D'autres moururent, mais ceci arriva dans le passé
Qui est la saison (personne ne l'ignore) la plus favorable à la mort.
Se peut-il que moi, sujet de Yaqoub Al-Mansour,
Comme durent mourir Aristote et les roses, je meure à mon tour?
"Divan de Almoqta'dir el Magrebi (XII°siècle)",
citation fictive de
Jorge Luis Borges,
L'auteur (El Hacedor, Emecé, 1960)
traduit par Roger Caillois,
Gallimard, 1965
On était en 1971, c'était l'été, nous roulions sur une route de campagne, le gazouillis de la radio fut interrompu par un bulletin d'informations.
Un bulletin spécial, apparemment.
Le speaker parla d'une voix hachée, marquant chaque fois une très légère pause après le nom qui revenait au début de chaque phrase. Je connaissais ce nom, je fus surpris de l'entendre dans ce contexte, mais pas trop, tout de même, "so it goes".
Tout autre fut la réaction de mon père: son expression changea, il ralentit, rétrograda, se rabattit et pour finir immobilisa la voiture sur le bas-côté.
Il descendit et fit quelques pas, tournant le dos à la route.
Il faisait chaud, l'air était plein d'insectes.
Mon père avait du mal à respirer.
La nouvelle qui lui avait coupé le souffle, c'était l'annonce de la mort de Louis Armstrong.
Je ne crois pas avoir jamais vu mon père réagir aussi fortement au décès d'un étranger, si célèbre fût-il. C'est sans doute pour cela que le souvenir est resté aussi précis.
Ces derniers mois, ce fut mon tour de devoir faire des pauses
pour respirer, après avoir entendu la radio donner les nouvelles,
avec une fréquence que je ne me souvenais pas d'avoir connue.
Nikolaus Harnoncourt et Cleet Boris, Franco Citti et Siné, Silvana Pampanini et Magali Noël, Cimino et Kiarostami, Umberto Eco et Gianmaria Testa, René Hausmann et Didier Savard, Yves Bonnefoy et Maurice Pons, Ettore Scola et David Bowie… et David Bowie, merde…
... comment va-t-on se débrouiller sans eux?
Et maintenant Richard Thompson. La vie est un cul-de-sac.
Est-ce que les gens mouraient autant autrefois? Il paraît que oui, certains soutiennent même que tous les records possibles auraient déjà été battus.

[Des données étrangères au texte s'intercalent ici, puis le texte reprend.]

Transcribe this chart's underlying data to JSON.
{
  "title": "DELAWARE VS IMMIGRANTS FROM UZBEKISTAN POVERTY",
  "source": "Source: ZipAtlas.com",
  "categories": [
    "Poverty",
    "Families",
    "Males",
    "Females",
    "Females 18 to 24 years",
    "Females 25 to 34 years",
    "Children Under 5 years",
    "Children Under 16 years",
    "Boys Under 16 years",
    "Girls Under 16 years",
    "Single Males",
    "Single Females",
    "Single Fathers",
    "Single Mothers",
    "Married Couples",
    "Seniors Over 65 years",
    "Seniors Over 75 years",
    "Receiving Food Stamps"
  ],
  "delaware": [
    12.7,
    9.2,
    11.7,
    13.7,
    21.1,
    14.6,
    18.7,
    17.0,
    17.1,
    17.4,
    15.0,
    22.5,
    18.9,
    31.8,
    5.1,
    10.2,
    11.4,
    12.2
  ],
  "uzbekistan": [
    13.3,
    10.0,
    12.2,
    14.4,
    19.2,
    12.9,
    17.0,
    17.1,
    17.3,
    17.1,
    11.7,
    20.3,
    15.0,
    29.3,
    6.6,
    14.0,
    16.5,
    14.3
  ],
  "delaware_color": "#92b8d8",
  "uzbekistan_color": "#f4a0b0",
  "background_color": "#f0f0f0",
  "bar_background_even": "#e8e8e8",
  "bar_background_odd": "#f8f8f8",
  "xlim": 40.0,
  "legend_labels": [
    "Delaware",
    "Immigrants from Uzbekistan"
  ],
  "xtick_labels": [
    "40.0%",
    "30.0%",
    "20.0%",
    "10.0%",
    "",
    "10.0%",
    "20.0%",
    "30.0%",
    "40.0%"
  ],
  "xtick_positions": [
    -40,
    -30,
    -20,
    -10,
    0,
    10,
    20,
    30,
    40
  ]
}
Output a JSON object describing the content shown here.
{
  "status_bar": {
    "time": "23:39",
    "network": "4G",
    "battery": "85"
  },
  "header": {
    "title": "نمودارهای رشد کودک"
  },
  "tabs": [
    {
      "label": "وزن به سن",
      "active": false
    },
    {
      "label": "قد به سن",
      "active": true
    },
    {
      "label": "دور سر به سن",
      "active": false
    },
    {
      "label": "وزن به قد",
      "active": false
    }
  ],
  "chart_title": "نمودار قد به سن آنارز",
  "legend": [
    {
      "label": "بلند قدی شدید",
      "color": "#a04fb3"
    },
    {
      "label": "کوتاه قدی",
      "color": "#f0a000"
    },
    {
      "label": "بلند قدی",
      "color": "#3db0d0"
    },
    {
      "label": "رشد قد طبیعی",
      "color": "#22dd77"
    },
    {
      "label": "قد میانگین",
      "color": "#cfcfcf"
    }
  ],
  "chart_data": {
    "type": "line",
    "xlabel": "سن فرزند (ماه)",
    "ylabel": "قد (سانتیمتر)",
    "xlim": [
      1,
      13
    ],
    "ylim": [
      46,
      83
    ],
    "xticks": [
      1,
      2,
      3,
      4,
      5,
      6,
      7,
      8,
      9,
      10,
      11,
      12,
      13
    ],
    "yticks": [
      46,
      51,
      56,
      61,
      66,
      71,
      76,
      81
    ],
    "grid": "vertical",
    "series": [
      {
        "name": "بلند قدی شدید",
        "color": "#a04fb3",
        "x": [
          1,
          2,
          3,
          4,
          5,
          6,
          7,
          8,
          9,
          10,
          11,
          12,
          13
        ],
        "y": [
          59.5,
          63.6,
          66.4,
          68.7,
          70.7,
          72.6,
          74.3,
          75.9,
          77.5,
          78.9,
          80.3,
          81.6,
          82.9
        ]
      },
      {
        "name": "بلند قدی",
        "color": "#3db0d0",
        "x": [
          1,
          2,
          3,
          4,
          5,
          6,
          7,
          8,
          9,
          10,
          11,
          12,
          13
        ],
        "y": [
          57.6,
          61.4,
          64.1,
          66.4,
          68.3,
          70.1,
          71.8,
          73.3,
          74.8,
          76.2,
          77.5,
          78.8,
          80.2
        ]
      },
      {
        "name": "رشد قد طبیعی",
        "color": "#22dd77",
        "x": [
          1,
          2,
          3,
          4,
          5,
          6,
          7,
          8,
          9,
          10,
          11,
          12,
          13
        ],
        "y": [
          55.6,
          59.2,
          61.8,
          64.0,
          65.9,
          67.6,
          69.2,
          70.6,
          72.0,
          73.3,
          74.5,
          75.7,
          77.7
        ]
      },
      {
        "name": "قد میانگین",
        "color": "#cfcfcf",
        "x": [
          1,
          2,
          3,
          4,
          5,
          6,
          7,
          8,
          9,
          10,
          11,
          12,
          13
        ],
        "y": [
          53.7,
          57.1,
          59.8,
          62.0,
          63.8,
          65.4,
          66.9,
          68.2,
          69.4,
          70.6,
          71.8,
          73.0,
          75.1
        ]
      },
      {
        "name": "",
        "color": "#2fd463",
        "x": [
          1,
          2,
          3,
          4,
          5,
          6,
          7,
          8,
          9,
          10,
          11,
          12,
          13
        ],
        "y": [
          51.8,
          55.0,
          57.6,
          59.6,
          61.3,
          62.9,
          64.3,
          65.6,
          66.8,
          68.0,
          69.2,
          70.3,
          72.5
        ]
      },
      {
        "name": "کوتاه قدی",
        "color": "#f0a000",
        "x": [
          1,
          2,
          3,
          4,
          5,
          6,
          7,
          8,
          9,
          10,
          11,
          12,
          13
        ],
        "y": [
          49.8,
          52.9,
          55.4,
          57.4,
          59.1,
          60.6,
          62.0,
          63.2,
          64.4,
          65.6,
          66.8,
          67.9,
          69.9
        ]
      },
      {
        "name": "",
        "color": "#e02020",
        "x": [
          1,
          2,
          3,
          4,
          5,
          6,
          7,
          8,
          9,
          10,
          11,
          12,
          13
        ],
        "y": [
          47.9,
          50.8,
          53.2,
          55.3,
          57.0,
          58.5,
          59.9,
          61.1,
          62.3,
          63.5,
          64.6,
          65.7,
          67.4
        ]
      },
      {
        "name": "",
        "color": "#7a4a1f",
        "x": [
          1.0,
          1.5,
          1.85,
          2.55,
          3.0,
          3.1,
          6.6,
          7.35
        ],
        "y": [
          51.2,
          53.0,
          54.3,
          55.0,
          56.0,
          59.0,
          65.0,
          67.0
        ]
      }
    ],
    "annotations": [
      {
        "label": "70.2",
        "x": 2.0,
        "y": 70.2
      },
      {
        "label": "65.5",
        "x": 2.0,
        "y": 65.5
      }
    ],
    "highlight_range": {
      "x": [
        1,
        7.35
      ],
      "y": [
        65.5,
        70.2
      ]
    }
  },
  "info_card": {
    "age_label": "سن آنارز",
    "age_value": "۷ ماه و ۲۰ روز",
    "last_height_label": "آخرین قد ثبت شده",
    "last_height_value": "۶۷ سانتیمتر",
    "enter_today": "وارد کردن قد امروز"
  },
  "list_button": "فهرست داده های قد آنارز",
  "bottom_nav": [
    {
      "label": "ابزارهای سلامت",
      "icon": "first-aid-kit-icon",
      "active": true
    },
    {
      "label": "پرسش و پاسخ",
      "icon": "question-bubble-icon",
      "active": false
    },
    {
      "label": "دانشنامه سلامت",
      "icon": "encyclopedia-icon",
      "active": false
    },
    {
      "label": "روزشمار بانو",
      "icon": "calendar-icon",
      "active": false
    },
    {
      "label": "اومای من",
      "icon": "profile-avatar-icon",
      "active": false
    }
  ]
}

Personne mieux que Borges dans ses quatre petits vers n'a exprimé la surprise incrédule qui oblitère notre faculté de raisonner quand nous sommes confrontés à l'incompréhensible phénomène: la période aux contours flous au cours de laquelle il a pu arriver que des gens trouvent la mort, normalement le nom qu'on lui donne, c'est bien le passé. Ou alors, si on aime les mots à majuscule, l'Histoire, cette entité abstraite bien connue pour ne jamais se séparer d'une grande hache - on en ricane dans son dos. Qu'un pur concept, coopté de surcroît dans le cercle très fermé des sciences humaines, se fasse remarquer par une habitude aussi extravagante, on peut presque comprendre que cela ait choqué quelques-uns de nos contemporains au point qu'ils en aient conclu que l'Histoire était finie, bonne pour la maison de retraite.
Et puis voilà que justement, des coups de la hache maniée par cette entité abstraite se mettent à attaquer le présent, à en abattre des pans entiers qui, en tombant, se transforment en… autre chose. Est-ce donc cette chose-là qui se cachait dans ces décombres qu'on appelle "le passé"?
La silhouette floue?
Comment est-elle déjà là, elle qui semblait si loin?
Y aura-t-il encore des saisons, ou cela aussi appartient-il au passé?
Au moins, y aura-t-il de la neige à Noël?